Monday 18 July 2011

HTTP or it doesn't exist.

This is my 'or it doesn't exist' blog post[1][2][3]. I think everyone should have one ;-)

A big chunk of my life is processing electronic information. Since I would like it to be a (slightly) smaller chunk of my life, I want to automate as much as possible. Now ideally, I don't want a massive disconnect between what I have to do as a human processor of information and what I need to tell a computer to do to do that job done without my help. Because it's easier that way.

So when I hear that the information I need to process is in some spreadsheet or other on a Windows share, it makes me a little sad. When I hear that it is available via a sensible REST interface in a sensible format, my heart leaps for joy just a little.

With something like Python's standard library (and third-party package) support for HTTP (requests), XML (ElementTree) and JSON, I should be able to get my computer to do most of the manual data processing tasks which involve 'documents' of some form or other.

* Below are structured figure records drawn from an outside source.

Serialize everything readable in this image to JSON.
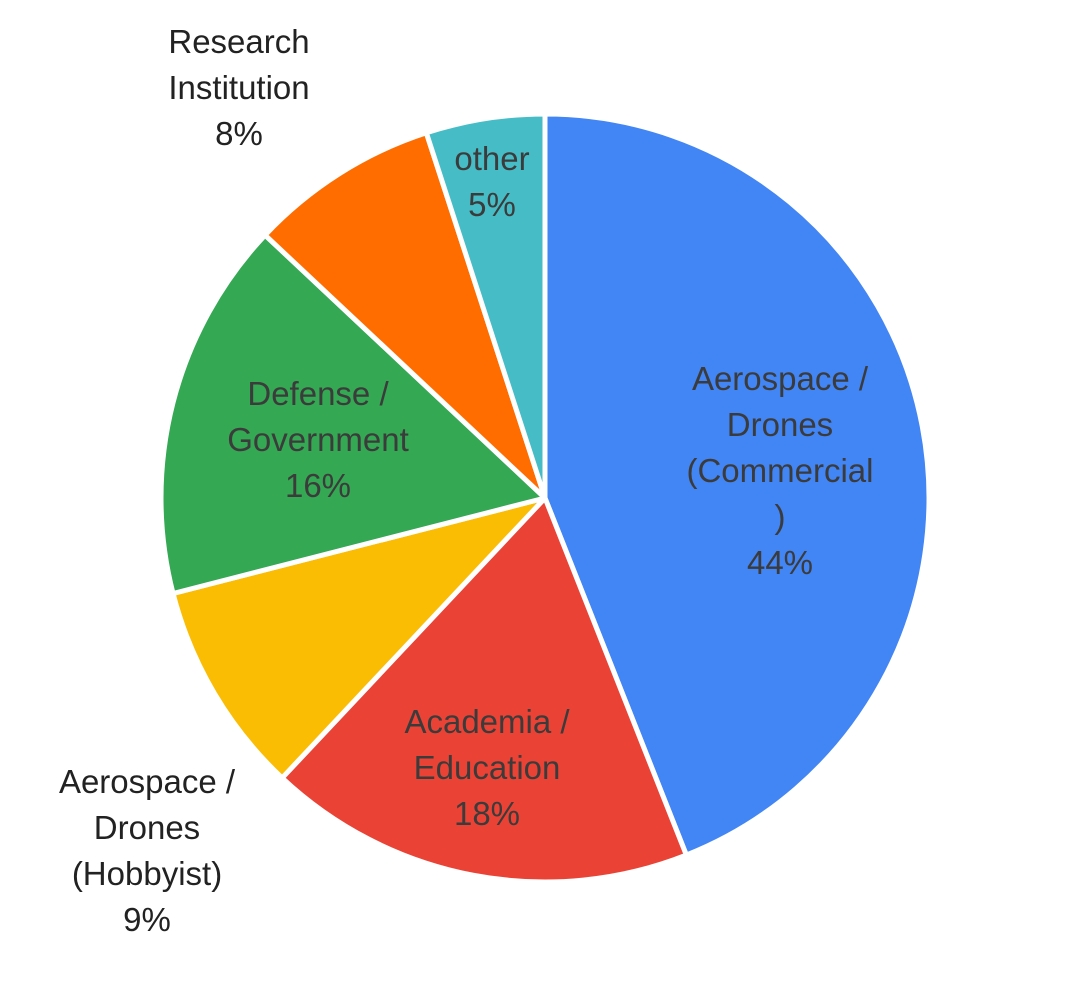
{
  "chart_data": {
    "type": "pie",
    "slices": [
      {
        "name": "Aerospace / Drones (Commercial)",
        "value": 44,
        "percent_label": "44%",
        "label_lines": [
          "Aerospace /",
          "Drones",
          "(Commercial",
          ")",
          "44%"
        ],
        "color": "#4285F4",
        "label_color": "#3b3b3b",
        "label_outside": false
      },
      {
        "name": "Academia / Education",
        "value": 18,
        "percent_label": "18%",
        "label_lines": [
          "Academia /",
          "Education",
          "18%"
        ],
        "color": "#EA4335",
        "label_color": "#3b3b3b",
        "label_outside": false
      },
      {
        "name": "Aerospace / Drones (Hobbyist)",
        "value": 9,
        "percent_label": "9%",
        "label_lines": [
          "Aerospace /",
          "Drones",
          "(Hobbyist)",
          "9%"
        ],
        "color": "#FBBC04",
        "label_color": "#222222",
        "label_outside": true
      },
      {
        "name": "Defense / Government",
        "value": 16,
        "percent_label": "16%",
        "label_lines": [
          "Defense /",
          "Government",
          "16%"
        ],
        "color": "#34A853",
        "label_color": "#3b3b3b",
        "label_outside": false
      },
      {
        "name": "Research Institution",
        "value": 8,
        "percent_label": "8%",
        "label_lines": [
          "Research",
          "Institution",
          "8%"
        ],
        "color": "#FF6D01",
        "label_color": "#222222",
        "label_outside": true
      },
      {
        "name": "other",
        "value": 5,
        "percent_label": "5%",
        "label_lines": [
          "other",
          "5%"
        ],
        "color": "#46BDC6",
        "label_color": "#3b3b3b",
        "label_outside": false
      }
    ],
    "start": "top",
    "direction": "clockwise",
    "legend": "none"
  }
}
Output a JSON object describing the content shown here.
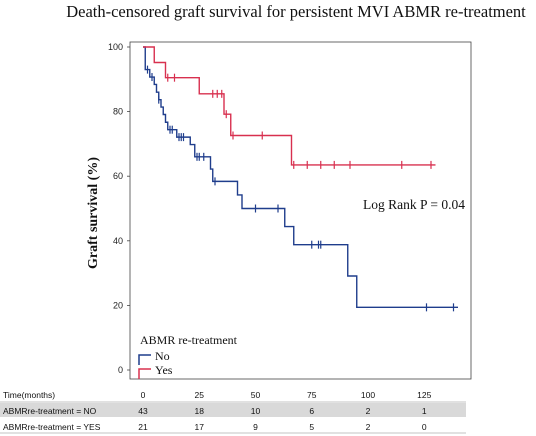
{
  "chart_data": {
    "type": "line",
    "title": "Death-censored graft survival for persistent MVI ABMR re-treatment",
    "ylabel": "Graft survival (%)",
    "xlim": [
      0,
      140
    ],
    "ylim": [
      0,
      100
    ],
    "yticks": [
      0,
      20,
      40,
      60,
      80,
      100
    ],
    "grid": false,
    "legend_title": "ABMR re-treatment",
    "legend_position": "bottom-left",
    "annotation": "Log Rank P = 0.04",
    "series": [
      {
        "name": "No",
        "color": "#1f3d8c",
        "steps": [
          [
            0,
            100
          ],
          [
            1,
            93.0
          ],
          [
            3,
            90.7
          ],
          [
            5,
            88.4
          ],
          [
            6,
            86.0
          ],
          [
            7,
            83.7
          ],
          [
            8,
            81.4
          ],
          [
            9,
            79.1
          ],
          [
            10,
            76.7
          ],
          [
            11,
            74.4
          ],
          [
            15,
            72.1
          ],
          [
            21,
            69.8
          ],
          [
            23,
            66.0
          ],
          [
            30,
            62.2
          ],
          [
            31,
            58.4
          ],
          [
            42,
            54.2
          ],
          [
            44,
            50.0
          ],
          [
            63,
            44.4
          ],
          [
            67,
            38.8
          ],
          [
            91,
            29.1
          ],
          [
            95,
            19.4
          ],
          [
            140,
            19.4
          ]
        ],
        "censored": [
          [
            2,
            93.0
          ],
          [
            4,
            90.7
          ],
          [
            7,
            83.7
          ],
          [
            12,
            74.4
          ],
          [
            13,
            74.4
          ],
          [
            16,
            72.1
          ],
          [
            17,
            72.1
          ],
          [
            18,
            72.1
          ],
          [
            24,
            66.0
          ],
          [
            25,
            66.0
          ],
          [
            27,
            66.0
          ],
          [
            32,
            58.4
          ],
          [
            50,
            50.0
          ],
          [
            60,
            50.0
          ],
          [
            75,
            38.8
          ],
          [
            78,
            38.8
          ],
          [
            79,
            38.8
          ],
          [
            126,
            19.4
          ],
          [
            138,
            19.4
          ]
        ]
      },
      {
        "name": "Yes",
        "color": "#d8304f",
        "steps": [
          [
            0,
            100
          ],
          [
            5,
            95.2
          ],
          [
            10,
            90.5
          ],
          [
            25,
            85.5
          ],
          [
            36,
            79.2
          ],
          [
            39,
            72.6
          ],
          [
            66,
            63.5
          ],
          [
            130,
            63.5
          ]
        ],
        "censored": [
          [
            11,
            90.5
          ],
          [
            14,
            90.5
          ],
          [
            31,
            85.5
          ],
          [
            33,
            85.5
          ],
          [
            35,
            85.5
          ],
          [
            37,
            79.2
          ],
          [
            40,
            72.6
          ],
          [
            53,
            72.6
          ],
          [
            67,
            63.5
          ],
          [
            73,
            63.5
          ],
          [
            79,
            63.5
          ],
          [
            85,
            63.5
          ],
          [
            92,
            63.5
          ],
          [
            115,
            63.5
          ],
          [
            128,
            63.5
          ]
        ]
      }
    ],
    "risk_table": {
      "header_label": "Time(months)",
      "times": [
        "0",
        "25",
        "50",
        "75",
        "100",
        "125"
      ],
      "rows": [
        {
          "label": "ABMRre-treatment = NO",
          "counts": [
            "43",
            "18",
            "10",
            "6",
            "2",
            "1"
          ]
        },
        {
          "label": "ABMRre-treatment = YES",
          "counts": [
            "21",
            "17",
            "9",
            "5",
            "2",
            "0"
          ]
        }
      ]
    }
  }
}
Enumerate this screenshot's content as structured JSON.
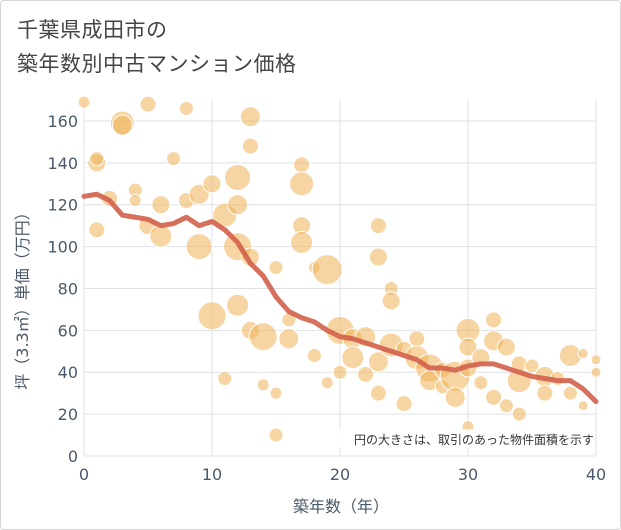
{
  "title_line1": "千葉県成田市の",
  "title_line2": "築年数別中古マンション価格",
  "chart_data": {
    "type": "scatter",
    "xlabel": "築年数（年）",
    "ylabel": "坪（3.3㎡）単価（万円）",
    "xlim": [
      0,
      40
    ],
    "ylim": [
      0,
      170
    ],
    "x_ticks": [
      0,
      10,
      20,
      30,
      40
    ],
    "y_ticks": [
      0,
      20,
      40,
      60,
      80,
      100,
      120,
      140,
      160
    ],
    "grid": true,
    "annotation": "円の大きさは、取引のあった物件面積を示す",
    "colors": {
      "bubble": "#f0b357",
      "trend": "#d2604a",
      "grid": "#dde1e4",
      "axis_text": "#4a5a6a"
    },
    "trend_line": {
      "x": [
        0,
        1,
        2,
        3,
        4,
        5,
        6,
        7,
        8,
        9,
        10,
        11,
        12,
        13,
        14,
        15,
        16,
        17,
        18,
        19,
        20,
        21,
        22,
        23,
        24,
        25,
        26,
        27,
        28,
        29,
        30,
        31,
        32,
        33,
        34,
        35,
        36,
        37,
        38,
        39,
        40
      ],
      "y": [
        124,
        125,
        122,
        115,
        114,
        113,
        110,
        111,
        114,
        110,
        112,
        108,
        102,
        92,
        86,
        76,
        69,
        66,
        64,
        60,
        57,
        56,
        54,
        52,
        50,
        48,
        46,
        42,
        42,
        41,
        43,
        44,
        44,
        42,
        40,
        38,
        37,
        36,
        36,
        32,
        26
      ]
    },
    "bubbles": [
      [
        0,
        169,
        6
      ],
      [
        1,
        140,
        9
      ],
      [
        1,
        142,
        7
      ],
      [
        1,
        108,
        8
      ],
      [
        2,
        123,
        8
      ],
      [
        3,
        159,
        12
      ],
      [
        3,
        158,
        10
      ],
      [
        4,
        127,
        7
      ],
      [
        4,
        122,
        6
      ],
      [
        5,
        168,
        8
      ],
      [
        5,
        110,
        9
      ],
      [
        6,
        120,
        9
      ],
      [
        6,
        105,
        11
      ],
      [
        7,
        142,
        7
      ],
      [
        8,
        166,
        7
      ],
      [
        8,
        122,
        8
      ],
      [
        9,
        125,
        10
      ],
      [
        9,
        100,
        13
      ],
      [
        10,
        130,
        9
      ],
      [
        10,
        67,
        14
      ],
      [
        11,
        37,
        7
      ],
      [
        11,
        115,
        12
      ],
      [
        12,
        133,
        13
      ],
      [
        12,
        120,
        10
      ],
      [
        12,
        72,
        11
      ],
      [
        12,
        100,
        14
      ],
      [
        13,
        95,
        9
      ],
      [
        13,
        148,
        8
      ],
      [
        13,
        162,
        10
      ],
      [
        13,
        60,
        9
      ],
      [
        14,
        57,
        14
      ],
      [
        14,
        34,
        6
      ],
      [
        15,
        30,
        6
      ],
      [
        15,
        90,
        7
      ],
      [
        15,
        10,
        7
      ],
      [
        16,
        65,
        7
      ],
      [
        16,
        56,
        10
      ],
      [
        17,
        139,
        8
      ],
      [
        17,
        130,
        12
      ],
      [
        17,
        110,
        9
      ],
      [
        17,
        102,
        11
      ],
      [
        18,
        90,
        6
      ],
      [
        18,
        48,
        7
      ],
      [
        19,
        89,
        15
      ],
      [
        19,
        35,
        6
      ],
      [
        20,
        60,
        14
      ],
      [
        20,
        40,
        7
      ],
      [
        21,
        56,
        10
      ],
      [
        21,
        47,
        11
      ],
      [
        22,
        39,
        8
      ],
      [
        22,
        57,
        10
      ],
      [
        23,
        110,
        8
      ],
      [
        23,
        95,
        9
      ],
      [
        23,
        45,
        10
      ],
      [
        23,
        30,
        8
      ],
      [
        24,
        80,
        7
      ],
      [
        24,
        74,
        9
      ],
      [
        24,
        53,
        12
      ],
      [
        25,
        51,
        8
      ],
      [
        25,
        25,
        8
      ],
      [
        26,
        56,
        8
      ],
      [
        26,
        47,
        12
      ],
      [
        27,
        42,
        14
      ],
      [
        27,
        36,
        10
      ],
      [
        28,
        41,
        8
      ],
      [
        28,
        33,
        7
      ],
      [
        29,
        38,
        15
      ],
      [
        29,
        28,
        10
      ],
      [
        30,
        60,
        12
      ],
      [
        30,
        52,
        9
      ],
      [
        30,
        42,
        9
      ],
      [
        30,
        14,
        6
      ],
      [
        31,
        47,
        9
      ],
      [
        31,
        35,
        7
      ],
      [
        32,
        65,
        8
      ],
      [
        32,
        55,
        10
      ],
      [
        32,
        28,
        8
      ],
      [
        33,
        52,
        9
      ],
      [
        33,
        24,
        7
      ],
      [
        34,
        36,
        12
      ],
      [
        34,
        44,
        8
      ],
      [
        34,
        20,
        7
      ],
      [
        35,
        43,
        7
      ],
      [
        36,
        38,
        10
      ],
      [
        36,
        30,
        8
      ],
      [
        37,
        37,
        7
      ],
      [
        38,
        48,
        11
      ],
      [
        38,
        30,
        7
      ],
      [
        39,
        49,
        5
      ],
      [
        39,
        24,
        5
      ],
      [
        40,
        46,
        5
      ],
      [
        40,
        40,
        5
      ]
    ]
  }
}
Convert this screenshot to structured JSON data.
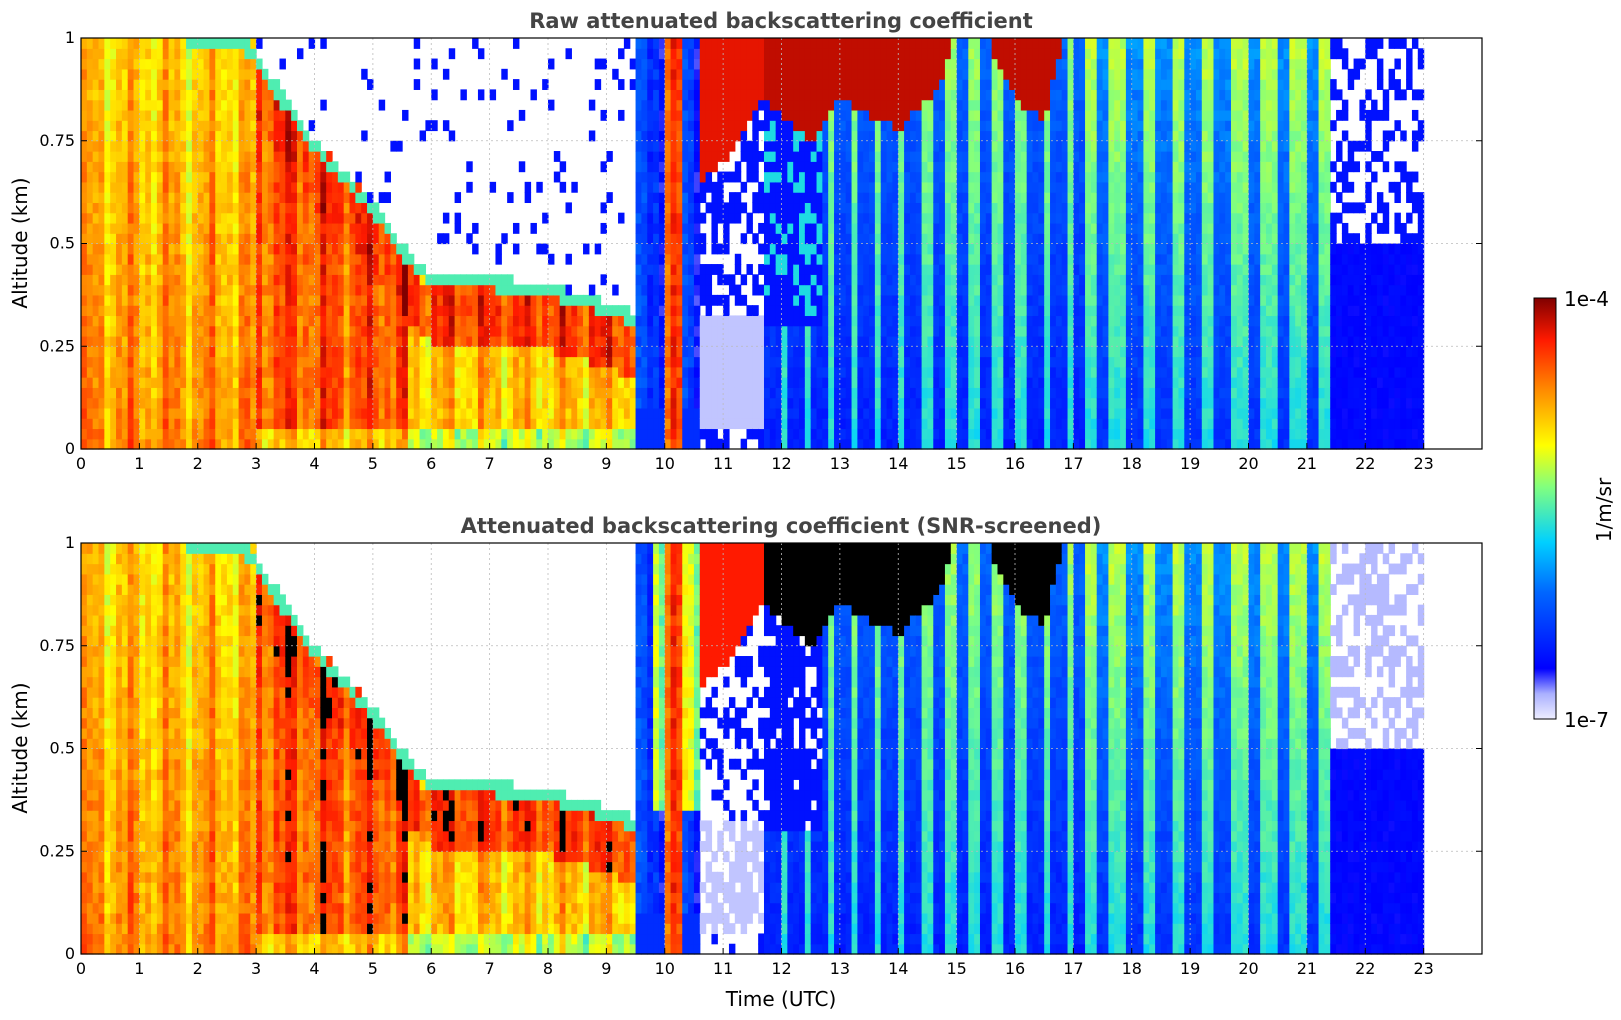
{
  "chart_data": [
    {
      "type": "heatmap",
      "title": "Raw attenuated backscattering coefficient",
      "xlabel": "",
      "ylabel": "Altitude (km)",
      "xlim": [
        0,
        24
      ],
      "ylim": [
        0,
        1
      ],
      "x_ticks": [
        "0",
        "1",
        "2",
        "3",
        "4",
        "5",
        "6",
        "7",
        "8",
        "9",
        "10",
        "11",
        "12",
        "13",
        "14",
        "15",
        "16",
        "17",
        "18",
        "19",
        "20",
        "21",
        "22",
        "23"
      ],
      "y_ticks": [
        "0",
        "0.25",
        "0.5",
        "0.75",
        "1"
      ],
      "grid": true,
      "data_extent_hours": 23,
      "colormap": "jet",
      "features": {
        "aerosol_layer_top_km": [
          [
            0,
            1.0
          ],
          [
            3,
            0.95
          ],
          [
            4,
            0.7
          ],
          [
            5,
            0.5
          ],
          [
            6,
            0.42
          ],
          [
            7,
            0.4
          ],
          [
            8,
            0.38
          ],
          [
            9,
            0.33
          ]
        ],
        "cloud_base_km": [
          [
            11.5,
            0.85
          ],
          [
            12.5,
            0.78
          ],
          [
            14,
            0.8
          ],
          [
            16,
            0.8
          ]
        ]
      }
    },
    {
      "type": "heatmap",
      "title": "Attenuated backscattering coefficient (SNR-screened)",
      "xlabel": "Time (UTC)",
      "ylabel": "Altitude (km)",
      "xlim": [
        0,
        24
      ],
      "ylim": [
        0,
        1
      ],
      "x_ticks": [
        "0",
        "1",
        "2",
        "3",
        "4",
        "5",
        "6",
        "7",
        "8",
        "9",
        "10",
        "11",
        "12",
        "13",
        "14",
        "15",
        "16",
        "17",
        "18",
        "19",
        "20",
        "21",
        "22",
        "23"
      ],
      "y_ticks": [
        "0",
        "0.25",
        "0.5",
        "0.75",
        "1"
      ],
      "grid": true,
      "data_extent_hours": 23,
      "colormap": "jet",
      "saturated_color": "#000000"
    }
  ],
  "colorbar": {
    "max_label": "1e-4",
    "min_label": "1e-7",
    "unit_label": "1/m/sr",
    "stops": [
      "#eeeeff",
      "#0000ff",
      "#00c8ff",
      "#aaff55",
      "#ffee00",
      "#ff8800",
      "#ff2200",
      "#800000"
    ]
  }
}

In a previous job I worked at convincing anyone who would listen that 'XML over HTTP' was the best thing since sliced bread. With appropriate XSLT and CSS links, the same data source (i.e. URI) could be happily consumed by both man and machine. Admittedly most of the information was highly structured data - wire protocols and the like, but it still needed to be understandable by real people and real programs.

I'm not an XML expert, but I think I 'get' it. I never understood why it needed so much baggage though, and can't say I'm sad that the whole web services thing seems to be quietly drifting into the background - though maybe it was always trying to.

A lot changes in web technology in a short time, and XML is no longer 'cool', so I won't be quite as passionate about 'XML over HTTP' as I once was. For short fragments it is far more verbose than JSON, though I'd argue that for longer documents, XML's added expressiveness makes the verbosity worth it. Maybe it was ever thus, but whenever two technologies have even the slightest overlap, there seems to be a territorial defensiveness which makes the thought of using both in one project seem somewhat radical. So while I've used JSON much more than XML in the last couple of years, I've not turned against it. If done right (Apple, what were you thinking with plist files!?) - it is great. Compared to JSON-like representations, the ability to have attributes for every node in the tree is a whole new dimension in making a data source more awesome or usable (or terribly broken and rubbish). I've seen too many XML documents where either everything is an attribute or nothing is, but it's not exactly rocket science.

Things I liked about XML:

I like to think I could write a parser for XML 1.0 without too much effort. If it's not well formed, stop. Except for trivial whitespace normalisation etc, there is a one-to-one mapping of structure to serialisation. Compare that with the mess of HTML parsers. While HTML5 might now specify how errored documents should be parsed (i.e. what the resulting DOM should be), I suspect that a HTML5 -> DOM parser is a far more complex beast.
Names! Sensible Names!
Because HTML is limited in its domain, it has a fixed (though growing thanks to the living standard[4] which is HTML) set of tags. When another domain is imposed on top of that, the class attribute tends to get pressed into service in a ugly and overloaded way. By allowing top-level tags to be domain-specific, we can make the document abstraction more 'square'[5].
Attributes allow metadata to be attached to document nodes. Just as a lower-level language is fully capable of creating a solution to any given problem, having 'zero mental cost' abstractions (such as the data structures provided by high-level languages) enables new ways of thinking about problems. In the same way, having attributes on data nodes doesn't give us anything we couldn't implement without them, but it provides another abstraction which I've found invaluable and missed when using or creating JSON data sources.

What does make me slightly(!) sad though is the practical demise of XHTML and any priority that browsers might give to processing XML. There is now a many-to-one mapping of markup to DOM, and pre HTML5 (and still in practice for the foreseeable future considering browser idiosyncrasies and bugs) - a many-to-many mapping. It wouldn't surprise me if XSLT transform support eventually disappeared from browsers.

Maybe there's a bit of elitism here - if you can't code well-formed markup and some decent XSLT (preferably with lots of convoluted functional programming thrown in) - then frankly 'get of my lawn!'. I love the new features in HTML(5), but part of me wishes that there was an implied background 'X' unquestionably preceding that, for all things. The success of the web is that it broke out of that mould. But in doing that it has compromised the formalisms which machines demand and require. Is the dream of the machine-readable semantic web getting further away - even as cool and accessible (and standards compliant - at last) web content finally looks like it might possibly start to achieve its goal? Is it too much (and too late) to dream of 'data' (rather than ramblings like this one) being available in the same form for both the human viewer and the computer automaton?

I'm prepared to be realistic and accept where we've come to. It's not all bad, and the speed with which technology is changing has never been faster. It's an exciting time to wield electronic information, and we've got the tools to move forward from inaccessible files stored on closed, disconnected systems. So where I used to say 'XML over HTTP', my new mantra shall now be 'HTTP or it doesn't exist'. At least for a while.